Wenig oder gar nichts hält die Referendumsführerin vom geplanten massiven Ausbau von Windturbinen. «Die Schweiz ist kein Windland», hält sie lapidar mit Blick auf den ruhigen Brienzersee fest. «Es ist widersinnig, das Klima retten zu wollen, indem wir unsere Wälder und Bäume zerstören.» Dieser Einwurf lässt sich schwer widerlegen und dürfte noch für grosse Diskussionen sorgen – gerade bei Umweltschützern. Die Eingriffe in die Natur sind massiv. Es braucht Zufahrtsstrassen, viele Tonnen Beton und tiefe Bohrungen ins Erdreich. Bis zu 500 Quadratmeter Landwirtschafts- oder Waldfläche werden voll versiegelt.

Keine Option ist für Weber auch die Rückkehr zur Atomkraft. «Das Volk hat den Ausstieg beschlossen. Ich sehe deshalb keinen Grund, diesen Entscheid zu revidieren.»

Die Herausforderin des Politik-Establishments argumentiert sachlich und präzis. Bei einem Vorwurf verliert sie aber kurz die Contenance. Die Befürworter des Vorstosses unterstellten ihr kürzlich an einem Point de Presse, sie würde «Partikularinteressen vertreten und damit die Versorgungssicherheit der Schweiz gefährden».
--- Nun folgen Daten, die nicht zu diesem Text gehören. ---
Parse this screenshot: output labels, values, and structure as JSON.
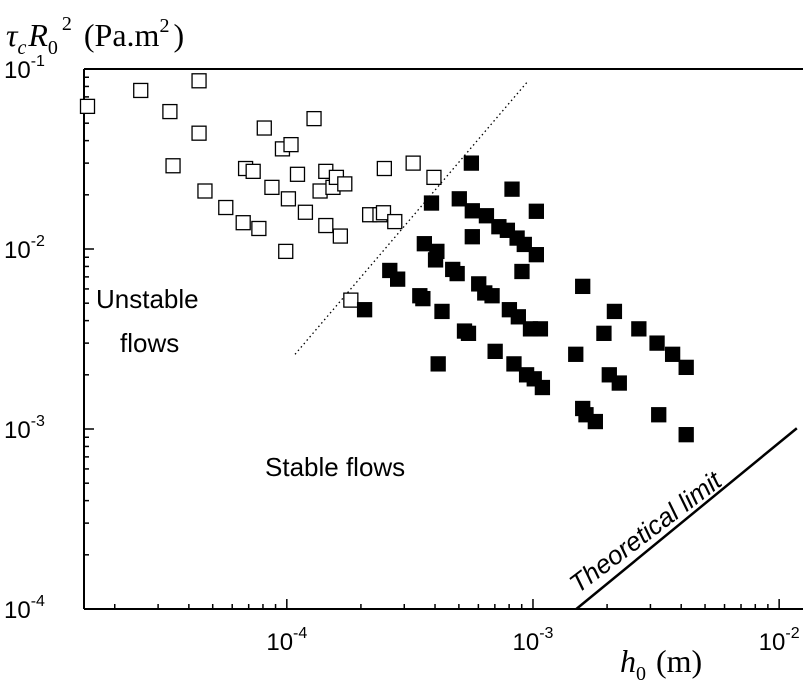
{
  "chart_data": {
    "type": "scatter",
    "xscale": "log",
    "yscale": "log",
    "xlim": [
      1.5e-05,
      0.0125
    ],
    "ylim": [
      0.0001,
      0.1
    ],
    "x_ticks": [
      {
        "value": 0.0001,
        "base": "10",
        "exp": "-4"
      },
      {
        "value": 0.001,
        "base": "10",
        "exp": "-3"
      },
      {
        "value": 0.01,
        "base": "10",
        "exp": "-2"
      }
    ],
    "y_ticks": [
      {
        "value": 0.0001,
        "base": "10",
        "exp": "-4"
      },
      {
        "value": 0.001,
        "base": "10",
        "exp": "-3"
      },
      {
        "value": 0.01,
        "base": "10",
        "exp": "-2"
      },
      {
        "value": 0.1,
        "base": "10",
        "exp": "-1"
      }
    ],
    "xlabel": {
      "symbol": "h",
      "sub": "0",
      "unit": "(m)"
    },
    "ylabel": {
      "tau": "τ",
      "tau_sub": "c",
      "R": "R",
      "R_sub": "0",
      "R_sup": "2",
      "unit": "(Pa.m",
      "unit_sup": "2",
      "unit_close": ")"
    },
    "annotations": {
      "unstable_line1": "Unstable",
      "unstable_line2": "flows",
      "stable": "Stable flows",
      "theoretical": "Theoretical limit"
    },
    "series": [
      {
        "marker": "open-square",
        "points": [
          [
            1.55e-05,
            0.062
          ],
          [
            2.55e-05,
            0.076
          ],
          [
            3.35e-05,
            0.058
          ],
          [
            3.45e-05,
            0.029
          ],
          [
            4.4e-05,
            0.086
          ],
          [
            4.4e-05,
            0.044
          ],
          [
            4.65e-05,
            0.021
          ],
          [
            5.65e-05,
            0.017
          ],
          [
            6.65e-05,
            0.014
          ],
          [
            6.8e-05,
            0.028
          ],
          [
            7.3e-05,
            0.027
          ],
          [
            7.7e-05,
            0.013
          ],
          [
            8.1e-05,
            0.047
          ],
          [
            8.7e-05,
            0.022
          ],
          [
            9.6e-05,
            0.036
          ],
          [
            9.9e-05,
            0.0097
          ],
          [
            0.0001015,
            0.019
          ],
          [
            0.000104,
            0.038
          ],
          [
            0.0001105,
            0.026
          ],
          [
            0.000119,
            0.016
          ],
          [
            0.000129,
            0.053
          ],
          [
            0.0001365,
            0.021
          ],
          [
            0.000144,
            0.027
          ],
          [
            0.000144,
            0.0135
          ],
          [
            0.000154,
            0.022
          ],
          [
            0.000159,
            0.025
          ],
          [
            0.000165,
            0.0118
          ],
          [
            0.000172,
            0.023
          ],
          [
            0.000182,
            0.0052
          ],
          [
            0.000217,
            0.0155
          ],
          [
            0.000239,
            0.0155
          ],
          [
            0.000247,
            0.0159
          ],
          [
            0.000249,
            0.028
          ],
          [
            0.0002745,
            0.0142
          ],
          [
            0.000326,
            0.03
          ],
          [
            0.000396,
            0.025
          ]
        ]
      },
      {
        "marker": "filled-square",
        "points": [
          [
            0.000207,
            0.0046
          ],
          [
            0.000262,
            0.0076
          ],
          [
            0.000282,
            0.0068
          ],
          [
            0.000347,
            0.0055
          ],
          [
            0.000357,
            0.0053
          ],
          [
            0.000362,
            0.0107
          ],
          [
            0.000387,
            0.018
          ],
          [
            0.000402,
            0.0087
          ],
          [
            0.000407,
            0.0097
          ],
          [
            0.000412,
            0.0023
          ],
          [
            0.000427,
            0.0045
          ],
          [
            0.000472,
            0.0077
          ],
          [
            0.000492,
            0.0073
          ],
          [
            0.000502,
            0.019
          ],
          [
            0.000527,
            0.0035
          ],
          [
            0.000547,
            0.0034
          ],
          [
            0.000562,
            0.03
          ],
          [
            0.000567,
            0.0163
          ],
          [
            0.000567,
            0.0117
          ],
          [
            0.000602,
            0.0064
          ],
          [
            0.000637,
            0.0057
          ],
          [
            0.000647,
            0.0153
          ],
          [
            0.000682,
            0.0055
          ],
          [
            0.000702,
            0.0027
          ],
          [
            0.000727,
            0.0133
          ],
          [
            0.000787,
            0.0127
          ],
          [
            0.000802,
            0.0046
          ],
          [
            0.000822,
            0.0215
          ],
          [
            0.000837,
            0.0023
          ],
          [
            0.000862,
            0.0115
          ],
          [
            0.000872,
            0.0042
          ],
          [
            0.000902,
            0.0075
          ],
          [
            0.000922,
            0.0106
          ],
          [
            0.000942,
            0.002
          ],
          [
            0.000977,
            0.0036
          ],
          [
            0.001012,
            0.0019
          ],
          [
            0.001032,
            0.0093
          ],
          [
            0.001032,
            0.0162
          ],
          [
            0.001072,
            0.0036
          ],
          [
            0.001092,
            0.0017
          ],
          [
            0.001492,
            0.0026
          ],
          [
            0.001592,
            0.0062
          ],
          [
            0.001592,
            0.0013
          ],
          [
            0.001642,
            0.0012
          ],
          [
            0.001792,
            0.0011
          ],
          [
            0.001942,
            0.0034
          ],
          [
            0.002042,
            0.002
          ],
          [
            0.002142,
            0.0045
          ],
          [
            0.002242,
            0.0018
          ],
          [
            0.002692,
            0.0036
          ],
          [
            0.003192,
            0.003
          ],
          [
            0.003242,
            0.0012
          ],
          [
            0.003692,
            0.0026
          ],
          [
            0.004192,
            0.0022
          ],
          [
            0.004192,
            0.00093
          ]
        ]
      }
    ],
    "lines": [
      {
        "style": "dotted",
        "from": [
          0.000108,
          0.0026
        ],
        "to": [
          0.00095,
          0.085
        ]
      },
      {
        "style": "solid",
        "from": [
          0.0015,
          0.0001
        ],
        "to": [
          0.0118,
          0.00101
        ]
      }
    ]
  }
}
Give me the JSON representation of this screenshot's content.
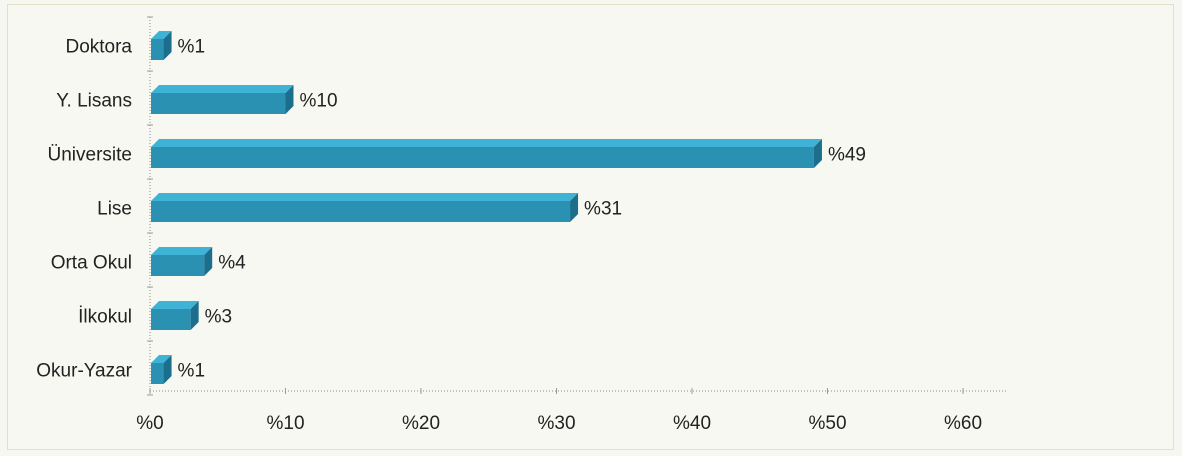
{
  "chart_data": {
    "type": "bar",
    "orientation": "horizontal",
    "style": "3d",
    "bar_color": "#2b91b3",
    "categories": [
      "Doktora",
      "Y. Lisans",
      "Üniversite",
      "Lise",
      "Orta Okul",
      "İlkokul",
      "Okur-Yazar"
    ],
    "values": [
      1,
      10,
      49,
      31,
      4,
      3,
      1
    ],
    "value_labels": [
      "%1",
      "%10",
      "%49",
      "%31",
      "%4",
      "%3",
      "%1"
    ],
    "xlim": [
      0,
      63
    ],
    "xticks": [
      0,
      10,
      20,
      30,
      40,
      50,
      60
    ],
    "xtick_labels": [
      "%0",
      "%10",
      "%20",
      "%30",
      "%40",
      "%50",
      "%60"
    ],
    "grid": false,
    "title": "",
    "xlabel": "",
    "ylabel": ""
  }
}
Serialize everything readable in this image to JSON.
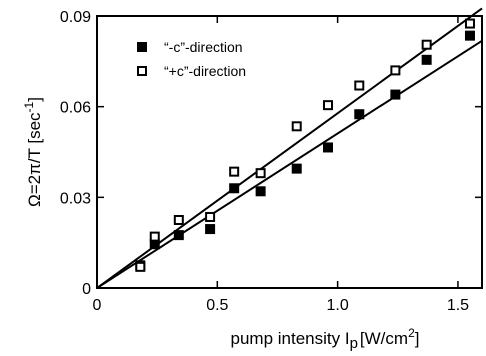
{
  "chart_data": {
    "type": "scatter",
    "xlabel": "pump intensity I",
    "xlabel_sub": "p",
    "xlabel_units": "[W/cm",
    "xlabel_sup": "2",
    "xlabel_close": "]",
    "ylabel": "Ω=2π/T  [sec",
    "ylabel_sup": "-1",
    "ylabel_close": "]",
    "xlim": [
      0,
      1.6
    ],
    "ylim": [
      0,
      0.09
    ],
    "xticks": [
      0,
      0.5,
      1.0,
      1.5
    ],
    "xtick_labels": [
      "0",
      "0.5",
      "1.0",
      "1.5"
    ],
    "yticks": [
      0,
      0.03,
      0.06,
      0.09
    ],
    "ytick_labels": [
      "0",
      "0.03",
      "0.06",
      "0.09"
    ],
    "legend_position": "top-left",
    "series": [
      {
        "name": "“-c”-direction",
        "marker": "filled-square",
        "x": [
          0.18,
          0.24,
          0.34,
          0.47,
          0.57,
          0.68,
          0.83,
          0.96,
          1.09,
          1.24,
          1.37,
          1.55
        ],
        "y": [
          0.0075,
          0.0145,
          0.0175,
          0.0195,
          0.033,
          0.032,
          0.0395,
          0.0465,
          0.0575,
          0.064,
          0.0755,
          0.0835
        ],
        "fit": {
          "x": [
            0,
            1.6
          ],
          "y": [
            0,
            0.0818
          ]
        }
      },
      {
        "name": "“+c”-direction",
        "marker": "open-square",
        "x": [
          0.18,
          0.24,
          0.34,
          0.47,
          0.57,
          0.68,
          0.83,
          0.96,
          1.09,
          1.24,
          1.37,
          1.55
        ],
        "y": [
          0.007,
          0.017,
          0.0225,
          0.0235,
          0.0385,
          0.038,
          0.0535,
          0.0605,
          0.067,
          0.072,
          0.0805,
          0.0875
        ],
        "fit": {
          "x": [
            0,
            1.6
          ],
          "y": [
            0,
            0.0925
          ]
        }
      }
    ]
  }
}
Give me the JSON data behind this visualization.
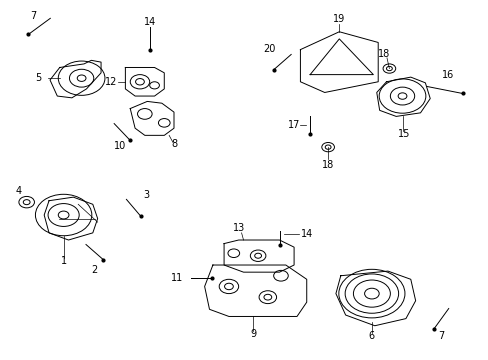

Weber: «Das ist völlig absurd. Wir haben das Referendum ergriffen, weil wir nach langen Abklärungen zum Schluss kamen, dass das Stromgesetz der falsche Weg ist. Die Fondation Franz Weber oder ich persönlich verdienen oder profitieren in keiner Weise.»

 

SVP-Dettlings Gratwanderung

Das Gegenteil sei der Fall. Die mit Spenden, Legaten und Mitgliederbeiträgen finanzierte Stiftung mit ihren 36 000 Mitgliedern verwende eigene Mittel, um diesen Abstimmungskampf zu bestreiten. Im Augenblick stünden 400 000 Franken zur Verfügung. Gleich geht sie zum Gegenangriff über. Der Grund, weshalb die Wirtschaftsverbände geschlossen Partei für das Anliegen ergreifen, sei das Geld. Unterstützt der Souverän im Frühsommer das Vorhaben, werden Milliarden von Franken an Fördermitteln ausgeschüttet. «Die Anhänger glauben, dass sie von diesem staatlichen Geldsegen auch profitieren werden. Deshalb sind sie Feuer und Flamme. Wenn jemand Partikularinteressen verfolgt, dann diese Seite, sicher nicht wir.»

Auf die Frage, welche Chancen sie sich ausrechnet, reagiert Weber ausweichend: «Es wird auf jeden Fall verdammt schwierig.» Sie könne keine Prognose machen.

Die Gegner tun sicher gut daran, Weber nicht zu unterschätzen. Schon in der Vergangenheit gelangen ihrer Gruppe spektakuläre Erfolge. Der grösste war sicher vor zwölf Jahren, als die Bevölkerung überraschend der Zweitwohnungsinitiative zustimmte. Wie jetzt mit dem beliebten Umweltminister Rösti duellierte sich Weber 2012 mit einer scheinbar übermächtigen Gegnerin – der Mitte-Bundesrätin Doris Leuthard.

Damals hatte sie die Linke auf ihrer Seite, jetzt kämpft sie mit der SVP. Offen ist, wie sehr sich die Partei ins Zeug legen wird. Für den neuen Präsidenten Marcel Dettling ist es eine Gratwanderung. Wie stark will der Schwyzer Nationalrat auf seinen eigenen Bundesrat losgehen? Rösti hat auf jeden Fall signalisiert, dass er die Opposition aus den eigenen Reihen sportlich nehmen wird. Bei der Beschlussfassung an der Delegiertenversammlung in Langenthal Ende März blieb er bis zum Schluss und erklärte, dass er gut damit leben könne, dass seine Partei eine Sachfrage anders beurteile als er selbst.

Zumindest auf dem Papier sind die beiden ein starkes Duo. Hier die höfliche, unaufgeregte und detailversessene Weber, dort die Rechtspartei, die komplexe Zusammenhänge für jeden verständlich zusammenfassen kann.

Und mit dem Hotel «Giessbach» stünde auch ein Ort für eine würdige Siegesfeier bereit.